How long would it take until television’s golden age collapsed in a sea of recriminations and antipathies? Because that’s what has happened with our politics.

It’s easy to blame the media for our present insanity, but I think that’s misguided. Yes, the media foments conflict and angst and anger and fear because that’s what makes the media money. But the reason why our political media is broken isn’t because the political media is broken, it’s because we’re broken. Every time that Donald Trump gets attacked, his base likes him more and every time the left wing base attacks Donald Trump, the left wing’s base likes it more. The problem with this is self-evident, we’ve got two diffferent media universes that don’t overlap. 

And, significantly, both of these media bases are incredibly lucrative businesses. Why would the left wing and the right wing change its media direction when both sides are making so much money and the audiences keep consuming what’s being created so rapaciously? Abraham Lincoln famously said a house divided against itself cannot stand. 

But what if a media house divided against itself can stand up perfectly, even as the country falls apart around it?
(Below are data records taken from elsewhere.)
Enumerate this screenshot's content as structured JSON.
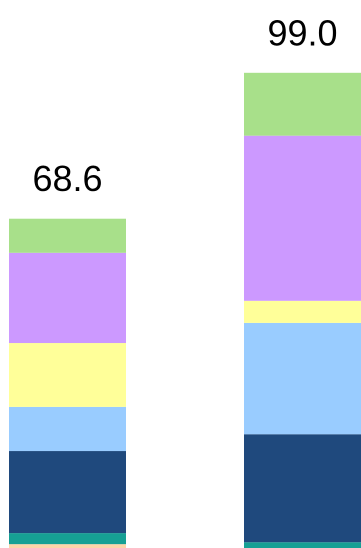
{
  "chart_data": {
    "type": "stacked_bar",
    "series": [
      {
        "color": "#fcd5a8",
        "values": [
          0.8,
          0
        ]
      },
      {
        "color": "#16a094",
        "values": [
          2.3,
          1.2
        ]
      },
      {
        "color": "#1f497d",
        "values": [
          17.1,
          22.5
        ]
      },
      {
        "color": "#99ccff",
        "values": [
          9.2,
          23.2
        ]
      },
      {
        "color": "#ffff99",
        "values": [
          13.3,
          4.6
        ]
      },
      {
        "color": "#cc99ff",
        "values": [
          18.8,
          34.4
        ]
      },
      {
        "color": "#a8e08a",
        "values": [
          7.1,
          13.1
        ]
      }
    ],
    "totals": [
      68.6,
      99
    ],
    "total_labels": [
      "68.6",
      "99.0"
    ]
  }
}
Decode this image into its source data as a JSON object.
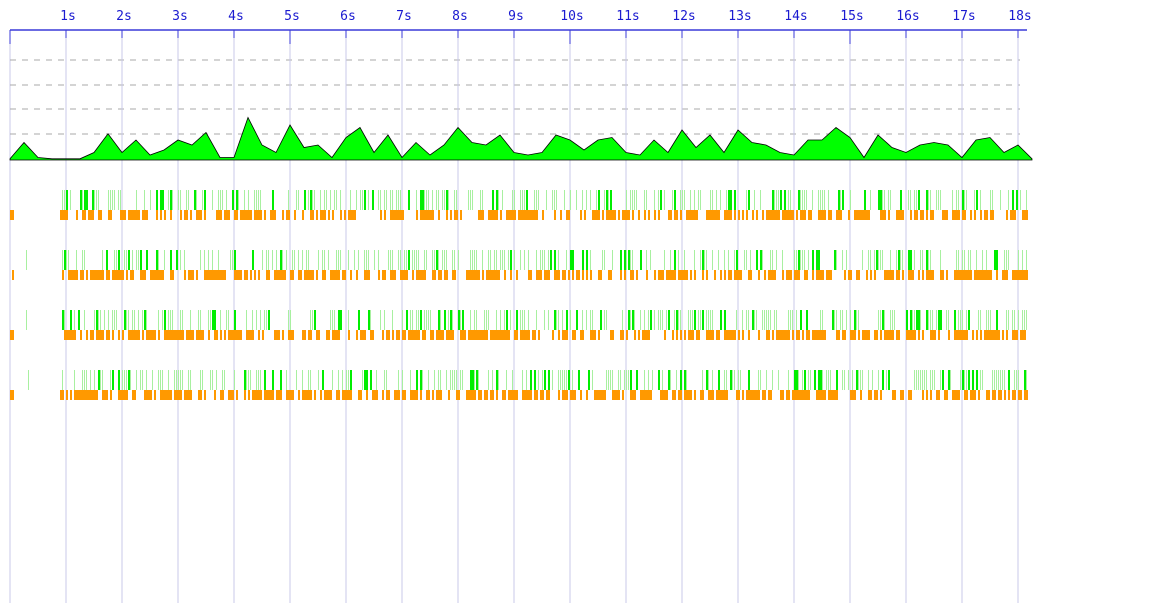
{
  "timeline": {
    "ticks": [
      "1s",
      "2s",
      "3s",
      "4s",
      "5s",
      "6s",
      "7s",
      "8s",
      "9s",
      "10s",
      "11s",
      "12s",
      "13s",
      "14s",
      "15s",
      "16s",
      "17s",
      "18s"
    ],
    "activity": {
      "x": [
        0,
        0.25,
        0.5,
        0.75,
        1,
        1.25,
        1.5,
        1.75,
        2,
        2.25,
        2.5,
        2.75,
        3,
        3.25,
        3.5,
        3.75,
        4,
        4.25,
        4.5,
        4.75,
        5,
        5.25,
        5.5,
        5.75,
        6,
        6.25,
        6.5,
        6.75,
        7,
        7.25,
        7.5,
        7.75,
        8,
        8.25,
        8.5,
        8.75,
        9,
        9.25,
        9.5,
        9.75,
        10,
        10.25,
        10.5,
        10.75,
        11,
        11.25,
        11.5,
        11.75,
        12,
        12.25,
        12.5,
        12.75,
        13,
        13.25,
        13.5,
        13.75,
        14,
        14.25,
        14.5,
        14.75,
        15,
        15.25,
        15.5,
        15.75,
        16,
        16.25,
        16.5,
        16.75,
        17,
        17.25,
        17.5,
        17.75,
        18,
        18.25
      ],
      "values": [
        0.05,
        0.7,
        0.1,
        0.05,
        0.05,
        0.05,
        0.3,
        1.05,
        0.3,
        0.8,
        0.2,
        0.4,
        0.8,
        0.6,
        1.1,
        0.1,
        0.1,
        1.7,
        0.6,
        0.3,
        1.4,
        0.5,
        0.6,
        0.1,
        0.9,
        1.3,
        0.3,
        1.0,
        0.1,
        0.7,
        0.2,
        0.6,
        1.3,
        0.7,
        0.6,
        1.0,
        0.3,
        0.2,
        0.3,
        1.0,
        0.8,
        0.4,
        0.8,
        0.9,
        0.3,
        0.2,
        0.8,
        0.3,
        1.2,
        0.5,
        1.0,
        0.3,
        1.2,
        0.7,
        0.6,
        0.3,
        0.2,
        0.8,
        0.8,
        1.3,
        0.9,
        0.1,
        1.0,
        0.5,
        0.3,
        0.6,
        0.7,
        0.6,
        0.1,
        0.8,
        0.9,
        0.3,
        0.6,
        0.05
      ]
    }
  }
}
Because the scary thing is this, at some point real, substantive issues will confront this country again. We won’t be debating transgender bathroom laws or how aggressively to enforce our nation’s existing immigration laws. A terror attack, another country invading an innocent one, a global pandemic that leads to the death of tens of millions, our history teaches us that real issues will emerge to confront our country again. And the scariest ultimate question is this, could our nation still confront and defeat actual evil? Or have we spent so much time demonizing each other in the 21st century that if real evil actually emerged, no one would even recognize it until it was too late?